Wednesday 3 March 2010

Zapatistas – rebellion from the grassroots to the global
By Alex Khasnabish

When the Zapatista movement exploded onto the political stage on New Year’s Day in 1994 it seemed to have emerged from nowhere. It captured the headlines of the world’s media and fired the imagination of rebels everywhere with its audacious exploits. The poetic words of its charismatic, masked and pipe-smoking spokesperson, Sub-comandante Marcos became the new credo. It appeared to be a new type of movement, eschewing old dogmas and traditional forms of guerrilla struggle. There were no hierarchies of command – only horizontal networks - and the movement identified with the aspirations and wishes of the Mexican indigenous people; they offered no blueprint for others, merely averring that their ways were developed to suit Mexican reality.

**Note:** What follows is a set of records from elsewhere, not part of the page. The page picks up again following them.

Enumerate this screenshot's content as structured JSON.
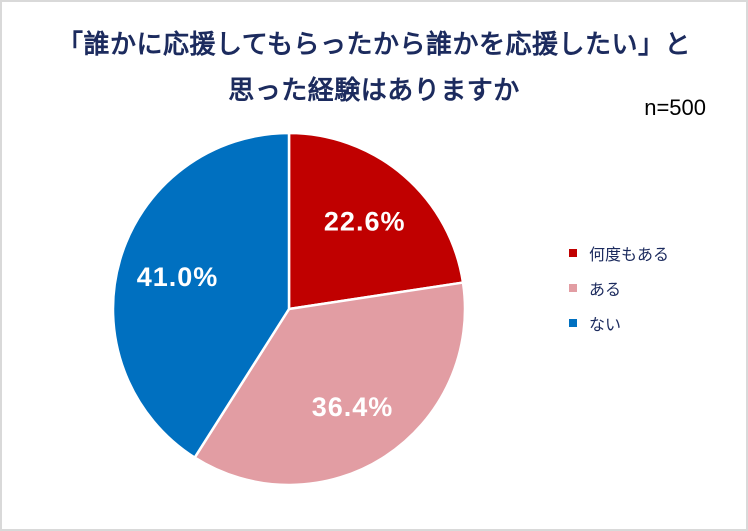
{
  "frame": {
    "background": "#FFFFFF",
    "border_color": "#D9D9D9"
  },
  "chart_data": {
    "type": "pie",
    "title": "「誰かに応援してもらったから誰かを応援したい」と思った経験はありますか",
    "title_lines": [
      "「誰かに応援してもらったから誰かを応援したい」と",
      "思った経験はありますか"
    ],
    "sample_size_label": "n=500",
    "sample_size": 500,
    "categories": [
      "何度もある",
      "ある",
      "ない"
    ],
    "values": [
      22.6,
      36.4,
      41.0
    ],
    "colors": [
      "#C00000",
      "#E29DA3",
      "#0070C0"
    ],
    "value_suffix": "%",
    "start_angle_deg": 0,
    "direction": "clockwise",
    "legend_position": "right",
    "slice_label_color": "#FFFFFF",
    "slice_border_color": "#FFFFFF",
    "title_color": "#1C2B5E",
    "legend_text_color": "#1C2B5E",
    "sample_size_color": "#000000"
  }
}
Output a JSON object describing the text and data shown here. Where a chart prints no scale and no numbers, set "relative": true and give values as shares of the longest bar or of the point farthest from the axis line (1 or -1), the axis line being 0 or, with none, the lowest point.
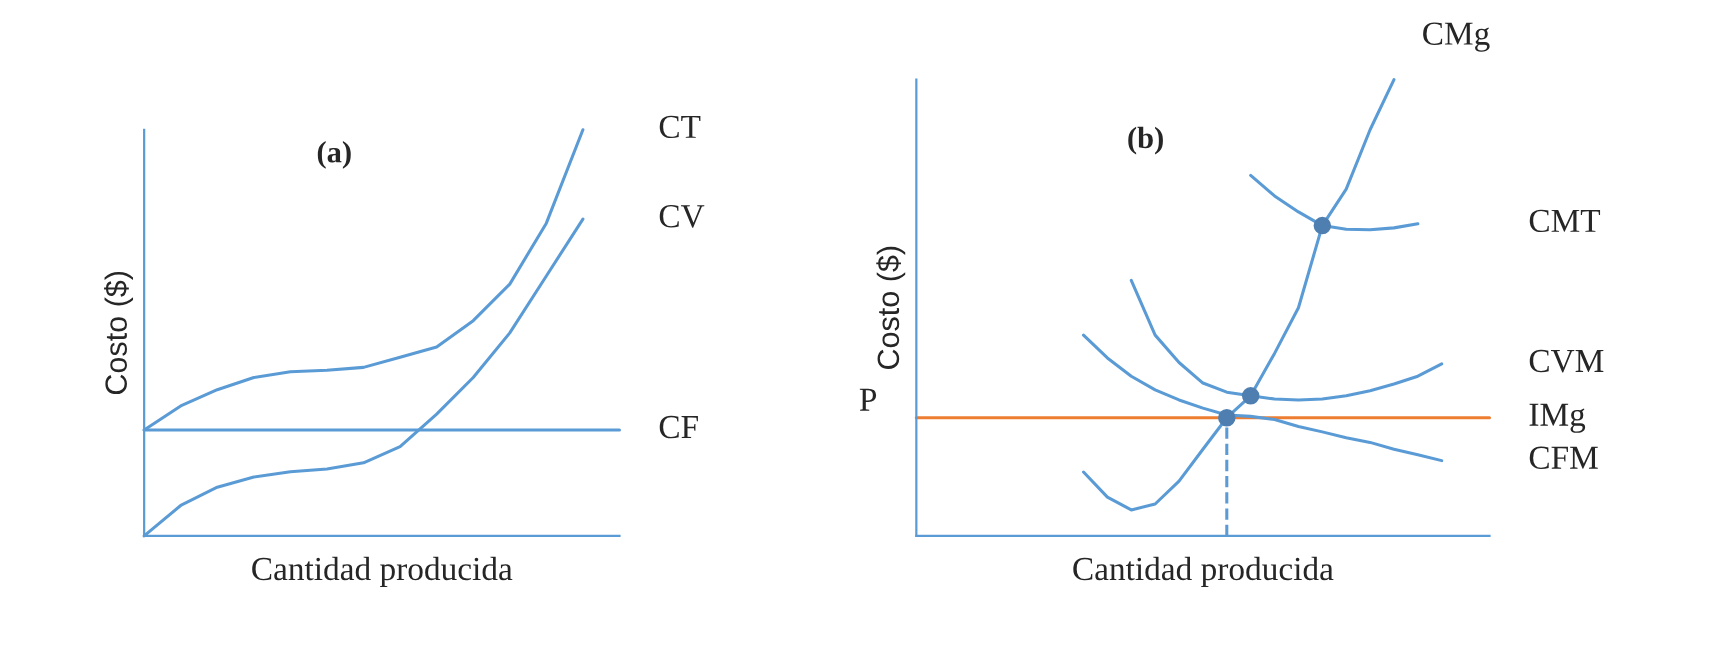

It took its name from the legendary Zapata, who was a peasant leader of the first Mexican revolution in 1910.

Sickened by decades of virtual dictatorial rule by the corrupt Institutional Revolutionary Party and its brutal oppression of the indigenous people, they were orientated toward shorter-term objectives and local movements rather than the longer-term, strategic goals of conventional political actors like parties and trade unions; indeed the Zapatistas declared they were not interested in taking state power.

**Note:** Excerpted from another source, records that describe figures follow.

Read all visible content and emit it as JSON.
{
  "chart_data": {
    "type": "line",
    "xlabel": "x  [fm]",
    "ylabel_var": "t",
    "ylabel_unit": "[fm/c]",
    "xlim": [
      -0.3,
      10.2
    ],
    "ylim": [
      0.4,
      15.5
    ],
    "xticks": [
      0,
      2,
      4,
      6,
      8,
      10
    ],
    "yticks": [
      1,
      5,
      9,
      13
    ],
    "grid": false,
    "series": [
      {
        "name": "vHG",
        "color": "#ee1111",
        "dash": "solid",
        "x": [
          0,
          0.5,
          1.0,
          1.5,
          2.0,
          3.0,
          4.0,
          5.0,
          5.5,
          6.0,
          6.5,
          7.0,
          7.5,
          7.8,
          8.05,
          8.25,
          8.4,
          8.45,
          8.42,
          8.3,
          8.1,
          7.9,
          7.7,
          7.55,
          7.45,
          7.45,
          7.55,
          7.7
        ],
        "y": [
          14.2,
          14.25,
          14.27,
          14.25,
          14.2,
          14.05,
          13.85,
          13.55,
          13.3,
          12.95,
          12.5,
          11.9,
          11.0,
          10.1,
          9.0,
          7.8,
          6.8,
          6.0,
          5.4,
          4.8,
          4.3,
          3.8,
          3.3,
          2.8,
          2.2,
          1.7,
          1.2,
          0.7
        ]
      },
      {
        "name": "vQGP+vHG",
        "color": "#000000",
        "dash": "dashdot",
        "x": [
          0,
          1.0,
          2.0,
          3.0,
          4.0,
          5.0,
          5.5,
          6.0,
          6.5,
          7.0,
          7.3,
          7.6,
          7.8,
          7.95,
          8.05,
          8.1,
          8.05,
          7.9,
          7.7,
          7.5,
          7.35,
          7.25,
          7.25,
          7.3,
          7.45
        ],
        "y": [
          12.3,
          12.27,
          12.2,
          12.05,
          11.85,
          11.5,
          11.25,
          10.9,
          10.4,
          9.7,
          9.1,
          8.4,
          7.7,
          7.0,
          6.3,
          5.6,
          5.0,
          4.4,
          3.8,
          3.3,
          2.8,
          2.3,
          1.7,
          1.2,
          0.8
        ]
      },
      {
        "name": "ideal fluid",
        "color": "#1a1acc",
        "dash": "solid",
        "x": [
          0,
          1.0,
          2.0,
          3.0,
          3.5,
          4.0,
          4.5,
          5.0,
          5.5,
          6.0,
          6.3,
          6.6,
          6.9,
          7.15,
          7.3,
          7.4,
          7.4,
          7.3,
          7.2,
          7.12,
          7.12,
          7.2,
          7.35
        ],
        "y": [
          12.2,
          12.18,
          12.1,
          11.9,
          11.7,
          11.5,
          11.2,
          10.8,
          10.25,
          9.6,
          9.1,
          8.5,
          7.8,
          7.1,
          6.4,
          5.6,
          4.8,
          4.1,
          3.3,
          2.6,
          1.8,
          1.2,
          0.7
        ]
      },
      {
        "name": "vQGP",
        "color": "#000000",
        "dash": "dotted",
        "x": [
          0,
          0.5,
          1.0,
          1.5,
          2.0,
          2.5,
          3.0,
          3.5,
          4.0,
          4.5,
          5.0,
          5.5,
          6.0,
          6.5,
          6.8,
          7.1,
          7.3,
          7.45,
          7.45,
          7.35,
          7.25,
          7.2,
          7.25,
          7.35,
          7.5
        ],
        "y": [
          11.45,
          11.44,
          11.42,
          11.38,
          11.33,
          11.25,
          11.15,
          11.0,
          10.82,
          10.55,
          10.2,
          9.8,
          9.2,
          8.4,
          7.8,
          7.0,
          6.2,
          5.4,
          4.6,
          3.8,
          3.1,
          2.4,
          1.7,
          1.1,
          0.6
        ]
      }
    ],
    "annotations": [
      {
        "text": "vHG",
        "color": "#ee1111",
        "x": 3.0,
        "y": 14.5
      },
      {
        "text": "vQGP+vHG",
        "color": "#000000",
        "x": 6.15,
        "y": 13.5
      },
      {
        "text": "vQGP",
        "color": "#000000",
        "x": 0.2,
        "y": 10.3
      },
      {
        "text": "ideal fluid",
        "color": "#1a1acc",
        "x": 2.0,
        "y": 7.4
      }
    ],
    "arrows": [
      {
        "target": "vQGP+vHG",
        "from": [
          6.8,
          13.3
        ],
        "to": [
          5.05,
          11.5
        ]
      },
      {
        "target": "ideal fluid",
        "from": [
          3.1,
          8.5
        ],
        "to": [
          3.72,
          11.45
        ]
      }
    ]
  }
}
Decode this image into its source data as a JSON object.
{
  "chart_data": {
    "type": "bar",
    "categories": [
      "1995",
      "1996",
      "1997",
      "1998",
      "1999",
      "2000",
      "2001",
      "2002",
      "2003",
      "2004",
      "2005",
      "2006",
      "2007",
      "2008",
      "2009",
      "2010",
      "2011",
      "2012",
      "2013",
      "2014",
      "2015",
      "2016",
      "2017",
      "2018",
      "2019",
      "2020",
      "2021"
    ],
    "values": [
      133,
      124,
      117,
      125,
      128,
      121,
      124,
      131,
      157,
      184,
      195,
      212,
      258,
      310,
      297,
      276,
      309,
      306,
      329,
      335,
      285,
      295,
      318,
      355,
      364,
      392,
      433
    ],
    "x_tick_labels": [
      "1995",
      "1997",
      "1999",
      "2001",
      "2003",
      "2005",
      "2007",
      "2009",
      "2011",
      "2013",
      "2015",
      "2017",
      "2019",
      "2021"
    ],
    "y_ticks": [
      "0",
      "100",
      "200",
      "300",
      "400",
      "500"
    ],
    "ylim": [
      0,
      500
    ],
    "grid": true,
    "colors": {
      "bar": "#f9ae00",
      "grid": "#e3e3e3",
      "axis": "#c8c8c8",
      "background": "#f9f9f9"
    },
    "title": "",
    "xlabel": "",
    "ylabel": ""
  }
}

Their philosophy as expounded by Marcos, in his replies to hypothetical accusations is more an intangible dialectical credo than a real policy or manifesto. It emphasises the movement’s more anarchist than Marxist basis. The Zapatistas see modernisation as representing the obliteration of all that is ‘backward’ ie indigenous in Mexico.

Khasnabish is an Assistant Professor in the Department of Sociology and Anthropology at Mount Saint Vincent University in Canada, and gives an excellent depiction of the roots of ‘Zapatismo’ and relates how the moment evolved. He may be somewhat in thrall to its romantic aura but he doesn’t cross the line of becoming its mouthpiece. He emphasises the world-shattering effect of the Zapatistas, but one has to ask brutally what the movement has in fact achieved on the ground.

It is a very informative book and certainly provokes a rethinking of traditional attitudes and modes of struggle on the Left.